Pullus: Karşısındaki yaratığı bir tavuğa çevirir.Orbis: Hedefi zeminin içine çeker.
Sectumsempra: Karanlık bir lanettir. Uygulanan yerden kılıç geçirilmişcesine bir yara açıp uygulanan kişiye büyük bir şok ve yara verir. Ayrıca uygulanan yeri parçalamaya yarar. Yara iyileştirilebilir ancak kişinin kesilen yeri tekrar düzeltilemez.

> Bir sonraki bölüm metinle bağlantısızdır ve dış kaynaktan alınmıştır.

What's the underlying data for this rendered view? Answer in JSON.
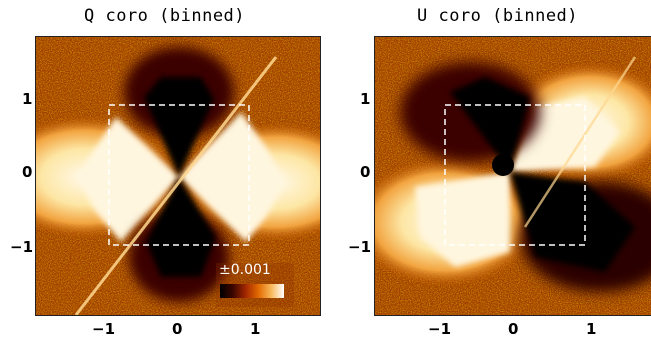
{
  "panels": [
    {
      "title": "Q coro (binned)"
    },
    {
      "title": "U coro (binned)"
    }
  ],
  "y_ticks": [
    "1",
    "0",
    "−1"
  ],
  "x_ticks": [
    "−1",
    "0",
    "1"
  ],
  "colorbar": {
    "label": "±0.001"
  },
  "colors": {
    "background": "#b64a00",
    "bright": "#fff6df",
    "dark": "#000000",
    "box": "#ffffff"
  }
}
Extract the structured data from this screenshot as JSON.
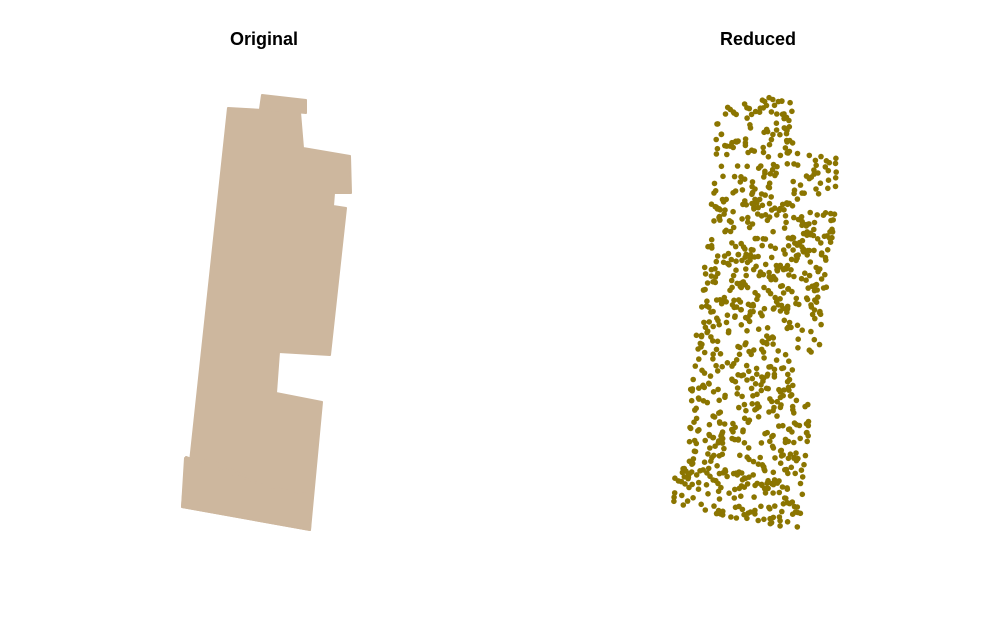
{
  "titles": {
    "left": "Original",
    "right": "Reduced"
  },
  "colors": {
    "original_fill": "#CDB79E",
    "reduced_points": "#8B7500",
    "background": "#FFFFFF"
  },
  "chart_data": [
    {
      "type": "area",
      "title": "Original",
      "description_of_mark": "filled building-footprint polygon",
      "grid": false,
      "axes": false
    },
    {
      "type": "scatter",
      "title": "Reduced",
      "point_count_approx": 900,
      "grid": false,
      "axes": false
    }
  ]
}
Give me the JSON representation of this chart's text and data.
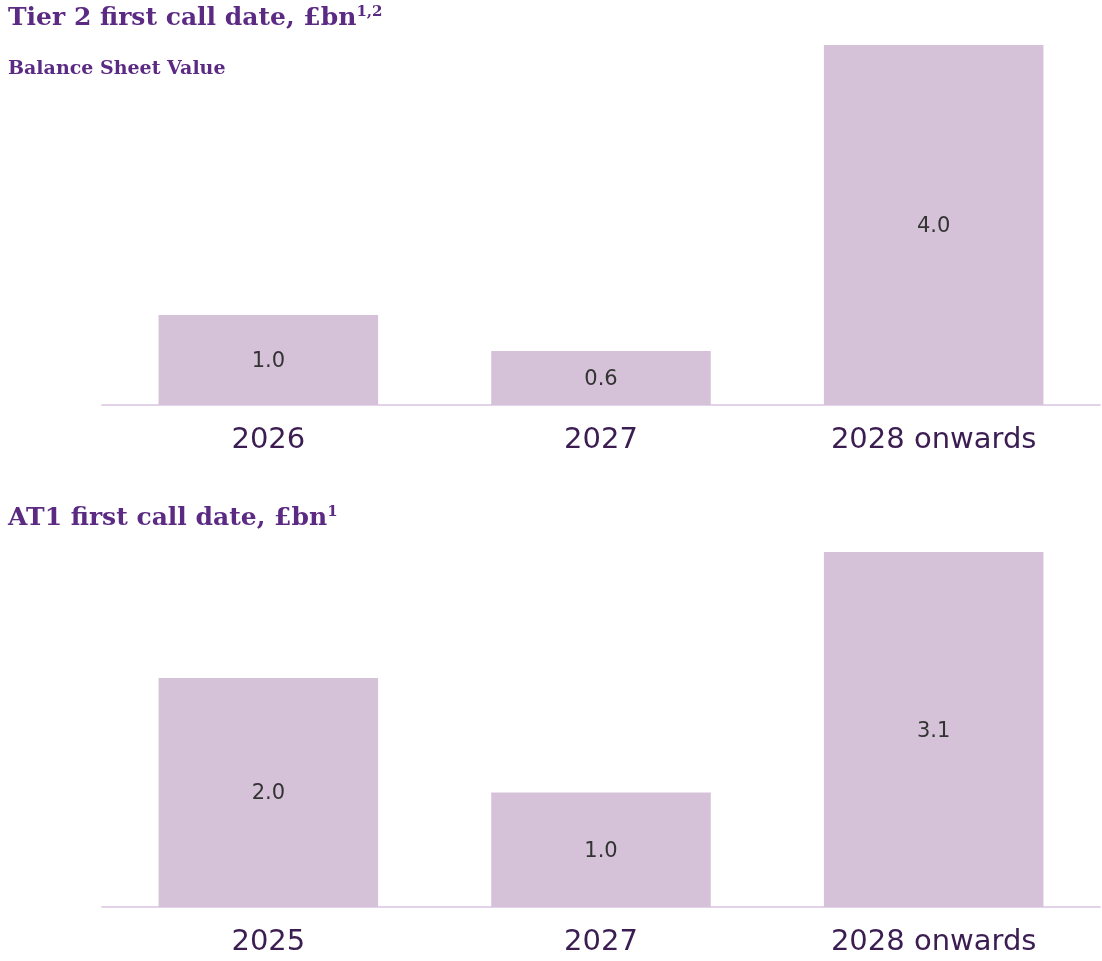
{
  "chart_data": [
    {
      "type": "bar",
      "title": "Tier 2 first call date, £bn$^{1,2}$",
      "subtitle": "Balance Sheet Value",
      "categories": [
        "2026",
        "2027",
        "2028 onwards"
      ],
      "values": [
        1.0,
        0.6,
        4.0
      ],
      "value_labels": [
        "1.0",
        "0.6",
        "4.0"
      ],
      "color": "#d5c2d8"
    },
    {
      "type": "bar",
      "title": "AT1 first call date, £bn$^{1}$",
      "categories": [
        "2025",
        "2027",
        "2028 onwards"
      ],
      "values": [
        2.0,
        1.0,
        3.1
      ],
      "value_labels": [
        "2.0",
        "1.0",
        "3.1"
      ],
      "color": "#d5c2d8"
    }
  ]
}
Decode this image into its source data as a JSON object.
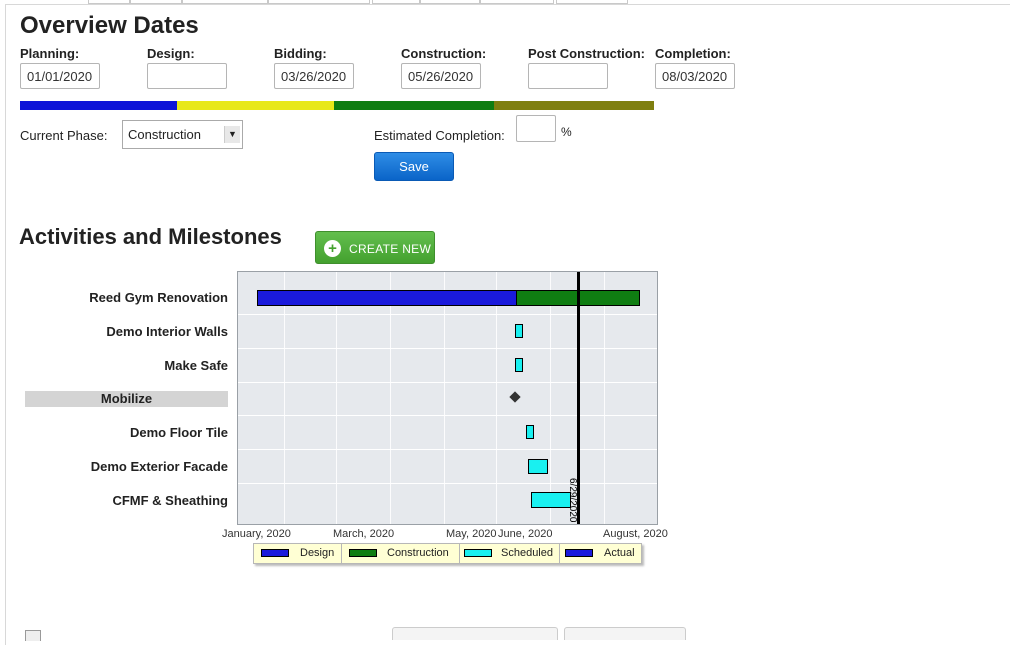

Expelliarmus: Düello büyülerinden biridir. Büyü, griye kaçık beyaz ve şimşeğimsi bir ışık huzmesi çıkarır ve yapıldığı kişiyi silahsızlandırmaya yöneliktir. Genellikle, karşıdaki kişinin asasını elinden fırlatmaya yarar. Fakat, yeterli kuvvet uygulanırsa, kişiyi geri itip düşürebilir de. Ve, zamanlı yapılırsa, karşı taraftan gelmekte olan bir büyüyü geri püskürtmeye de yarayabilir.Ayrıca kalbe isabet ettiği zaman öldürücü kuvveti vardır.Düşmanı silahsız bırakır.
Ascendio: Kişiyi yükseğe sıçratan büyüdür.Sümükus: Çapulcuların, Severus Snape için kullandıkları lakap.